Eugene E. Russell Copper Beech Tree

According to a 1981 New York Times article, the tree was planted in the spring of 1900, in what is now known as the Theodore Malmud Parklet on Quarropas Street, by Dr. George Gilbert Platt, a White Plains resident and a trustee of the White Plains Public Library. Platt had taken a cutting from a copper beech owned by Samuel Lee Parsons of Flushing. Parson’s tree had grown from a cutting he had taken from a tree owned by Baron Deshon of Belgium in 1848 during one of his trips to Europe. Acccording to a 1980 Reporter Dispatch article, Platt planted the tree in anticipation of a new library to be built at the corner of Quarropas and Grand streets.

In 1968 when Urban Renewal and plans for a courthouse and parking garage at that corner threatened to destroy the tree, Theodora L. “Teddy” Russell, one of the founders and a vice president of the White Plains Beautification Foundation, worked tirelessly to see the tree preserved. Because of her efforts, plans for the county parking garage were redesigned at considerable cost, "but it was worth it," stated Urban Renewal Director Kenneth Allebach, allowing the tree to remain.

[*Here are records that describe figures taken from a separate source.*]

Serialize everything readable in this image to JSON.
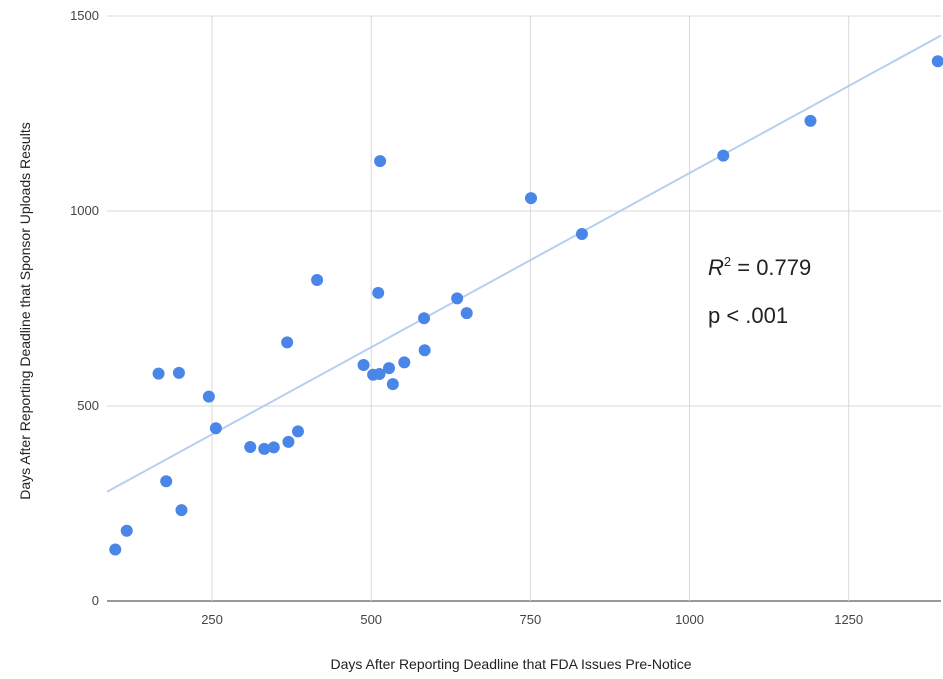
{
  "chart_data": {
    "type": "scatter",
    "xlabel": "Days After Reporting Deadline that FDA Issues Pre-Notice",
    "ylabel": "Days After Reporting Deadline that Sponsor Uploads Results",
    "xlim": [
      85,
      1395
    ],
    "ylim": [
      0,
      1500
    ],
    "x_ticks": [
      250,
      500,
      750,
      1000,
      1250
    ],
    "y_ticks": [
      0,
      500,
      1000,
      1500
    ],
    "x_tick_labels": [
      "250",
      "500",
      "750",
      "1000",
      "1250"
    ],
    "y_tick_labels": [
      "0",
      "500",
      "1000",
      "1500"
    ],
    "grid": true,
    "point_color": "#4a86e8",
    "trendline_color": "#b7cff0",
    "trendline": {
      "x": [
        85,
        1395
      ],
      "y": [
        280,
        1450
      ]
    },
    "annotations": {
      "r2_label": "R",
      "r2_exp": "2",
      "r2_value": " = 0.779",
      "p_value": "p < .001"
    },
    "points": [
      {
        "x": 98,
        "y": 132
      },
      {
        "x": 116,
        "y": 180
      },
      {
        "x": 166,
        "y": 583
      },
      {
        "x": 178,
        "y": 307
      },
      {
        "x": 198,
        "y": 585
      },
      {
        "x": 202,
        "y": 233
      },
      {
        "x": 245,
        "y": 524
      },
      {
        "x": 256,
        "y": 443
      },
      {
        "x": 310,
        "y": 395
      },
      {
        "x": 332,
        "y": 390
      },
      {
        "x": 347,
        "y": 394
      },
      {
        "x": 368,
        "y": 663
      },
      {
        "x": 370,
        "y": 408
      },
      {
        "x": 385,
        "y": 435
      },
      {
        "x": 415,
        "y": 823
      },
      {
        "x": 488,
        "y": 605
      },
      {
        "x": 503,
        "y": 580
      },
      {
        "x": 511,
        "y": 790
      },
      {
        "x": 513,
        "y": 582
      },
      {
        "x": 514,
        "y": 1128
      },
      {
        "x": 528,
        "y": 597
      },
      {
        "x": 534,
        "y": 556
      },
      {
        "x": 552,
        "y": 612
      },
      {
        "x": 583,
        "y": 725
      },
      {
        "x": 584,
        "y": 643
      },
      {
        "x": 635,
        "y": 776
      },
      {
        "x": 650,
        "y": 738
      },
      {
        "x": 751,
        "y": 1033
      },
      {
        "x": 831,
        "y": 941
      },
      {
        "x": 1053,
        "y": 1142
      },
      {
        "x": 1190,
        "y": 1231
      },
      {
        "x": 1390,
        "y": 1384
      }
    ]
  }
}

In 1981, Mrs. Russell asked that the tree be designated a living memorial to her husband, the late Eugene E. Russell – a former assistant county attorney whose window overlooked the tree and who had first alerted the foundation to the tree's impending fate – and set up a trust to provide for the perpetual care of the tree. Mrs. Russell died in November 1991 at the age of 83.

A parklet was created around the tree and named after the Malmud family who were major donors.

In 2005, Alpine, later known as The Care of Trees, “adopted” the Eugene E. Russell Memorial copper beech tree, donating their services to treat the tree for a fungal disease, reintroduce natural microorganisms missing in the soil, and prune the tree when necessary.

But for all the efforts of well-meaning citizens, the magnificent copper beech whose dark purple leaves for over a century provided shade and a welcome “oasis in a mass of concrete,” as Mrs. Russell is quoted to have said [The Reporter Dispatch, Aug. 8, 1968], sadly will be no more.

However, a new Rivers Purple Beech tree (Fagus sylvatica ‘Riversii’) has since been planted on the site by Rosedale Nurseries, using funds from the Russell trust. Rosedale Nurseries also planted a backdrop border of Hatfield Yews.